Olive Data Ingestion Framework (ODIF) - cloud agnostic data ingestion framework
Olive Data Ingestion Framework (ODIF), is a data ingestion tool which can connect to any source and sink to make data ingestion/transfer faster and easier. ODIF built with a cloud agnostic approach with no pre-installation of cluster and can be deployed with minimal resource footprint.

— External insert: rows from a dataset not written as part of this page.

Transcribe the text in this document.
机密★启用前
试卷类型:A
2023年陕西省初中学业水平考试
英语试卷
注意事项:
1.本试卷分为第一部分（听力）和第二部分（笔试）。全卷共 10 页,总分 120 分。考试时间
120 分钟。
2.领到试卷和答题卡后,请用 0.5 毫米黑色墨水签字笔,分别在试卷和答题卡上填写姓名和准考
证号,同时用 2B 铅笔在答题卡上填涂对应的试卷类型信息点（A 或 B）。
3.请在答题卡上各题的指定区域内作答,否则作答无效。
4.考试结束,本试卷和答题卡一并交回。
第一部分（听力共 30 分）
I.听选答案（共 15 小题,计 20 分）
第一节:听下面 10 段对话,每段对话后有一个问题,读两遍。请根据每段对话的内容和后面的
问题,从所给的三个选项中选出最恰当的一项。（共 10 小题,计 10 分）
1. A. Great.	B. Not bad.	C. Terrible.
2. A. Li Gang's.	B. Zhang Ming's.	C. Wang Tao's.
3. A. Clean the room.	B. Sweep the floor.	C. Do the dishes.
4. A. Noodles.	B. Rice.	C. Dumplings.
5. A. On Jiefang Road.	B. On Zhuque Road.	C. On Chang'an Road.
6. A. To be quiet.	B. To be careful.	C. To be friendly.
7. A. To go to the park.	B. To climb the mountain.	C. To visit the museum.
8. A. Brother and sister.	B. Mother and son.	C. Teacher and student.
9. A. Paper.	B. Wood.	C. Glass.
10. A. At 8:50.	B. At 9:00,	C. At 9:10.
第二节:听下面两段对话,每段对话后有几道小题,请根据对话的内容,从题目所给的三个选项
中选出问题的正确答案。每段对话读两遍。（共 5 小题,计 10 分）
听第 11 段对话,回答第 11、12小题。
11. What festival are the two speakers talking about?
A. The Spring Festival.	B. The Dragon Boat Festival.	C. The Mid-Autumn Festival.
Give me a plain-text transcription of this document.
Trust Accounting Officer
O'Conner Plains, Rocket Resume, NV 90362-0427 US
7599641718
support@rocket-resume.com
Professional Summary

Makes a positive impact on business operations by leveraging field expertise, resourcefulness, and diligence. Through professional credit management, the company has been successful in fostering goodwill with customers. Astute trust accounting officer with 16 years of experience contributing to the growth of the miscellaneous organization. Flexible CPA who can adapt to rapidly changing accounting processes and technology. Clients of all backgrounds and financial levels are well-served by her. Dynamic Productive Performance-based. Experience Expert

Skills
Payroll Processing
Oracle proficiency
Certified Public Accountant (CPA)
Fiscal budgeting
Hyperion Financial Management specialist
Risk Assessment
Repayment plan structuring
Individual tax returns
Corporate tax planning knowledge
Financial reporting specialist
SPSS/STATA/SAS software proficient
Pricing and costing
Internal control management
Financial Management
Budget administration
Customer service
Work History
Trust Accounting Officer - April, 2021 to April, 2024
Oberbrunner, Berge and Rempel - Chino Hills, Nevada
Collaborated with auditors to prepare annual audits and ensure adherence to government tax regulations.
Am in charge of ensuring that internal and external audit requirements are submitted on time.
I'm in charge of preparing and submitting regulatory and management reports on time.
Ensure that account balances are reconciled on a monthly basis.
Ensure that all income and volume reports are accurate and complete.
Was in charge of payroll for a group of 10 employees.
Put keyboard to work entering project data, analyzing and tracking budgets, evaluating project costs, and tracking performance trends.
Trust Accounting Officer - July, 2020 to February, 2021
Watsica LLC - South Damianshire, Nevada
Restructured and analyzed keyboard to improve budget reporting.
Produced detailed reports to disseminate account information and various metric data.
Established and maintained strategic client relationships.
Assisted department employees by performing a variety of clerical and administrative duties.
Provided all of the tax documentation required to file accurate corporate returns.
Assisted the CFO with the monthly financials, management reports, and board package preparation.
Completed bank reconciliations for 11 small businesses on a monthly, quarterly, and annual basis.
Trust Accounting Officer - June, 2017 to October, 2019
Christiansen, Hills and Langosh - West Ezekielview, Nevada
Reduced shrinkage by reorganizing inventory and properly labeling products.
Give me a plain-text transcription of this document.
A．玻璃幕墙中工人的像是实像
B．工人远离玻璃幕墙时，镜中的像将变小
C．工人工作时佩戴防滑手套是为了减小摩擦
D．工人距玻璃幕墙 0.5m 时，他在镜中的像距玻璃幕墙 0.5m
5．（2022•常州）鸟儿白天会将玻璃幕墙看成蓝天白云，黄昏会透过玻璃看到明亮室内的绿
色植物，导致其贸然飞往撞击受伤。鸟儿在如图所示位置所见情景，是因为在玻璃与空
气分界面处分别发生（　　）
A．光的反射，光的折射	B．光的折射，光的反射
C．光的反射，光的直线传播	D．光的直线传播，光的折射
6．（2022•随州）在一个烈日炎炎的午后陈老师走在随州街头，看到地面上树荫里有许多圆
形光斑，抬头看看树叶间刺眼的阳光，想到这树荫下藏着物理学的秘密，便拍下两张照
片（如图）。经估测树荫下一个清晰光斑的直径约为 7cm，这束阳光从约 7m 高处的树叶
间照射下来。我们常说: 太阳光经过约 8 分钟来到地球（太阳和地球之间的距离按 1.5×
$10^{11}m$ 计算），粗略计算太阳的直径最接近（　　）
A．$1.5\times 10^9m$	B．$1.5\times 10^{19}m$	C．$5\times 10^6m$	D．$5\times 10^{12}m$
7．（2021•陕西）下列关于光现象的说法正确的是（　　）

It provides a user friendly web interface which helps user in, data source registration, job config, job runs and monitoring.
ODIF guiding principles
- Cloud Native Design
- Platform Agnostic
- Dynamic Compute
- API Driven
- IaaC (Infrastructure as a Code)
- Reusable connectors : Once created connectors can be used as source as well as sink.
- RDBMS Source : Provide feature to select multiple databases, tables, as well as, feature to select complete dataset or particular dataset with where clause.
- Split Job : Job gets split based on dataset size when input source is large, which accelerate ingestion.
- File Format : Support csv, txt, parquet and json file format at sink.
- Load Type : Feature support incremental load for regular ingestion and full load for historical or one time load.
- UI & REST API : Support web interface as well as REST APIs.
- Job Scheduling : Job can be schedule and can run on given time interval.
- Livy Support : Support Livy on static cluster.
- Cluster Type : ODIF use cloud and platform agnostic approach, hence can be run on static as well as on-demand cluster (AWS,Azure,GCP)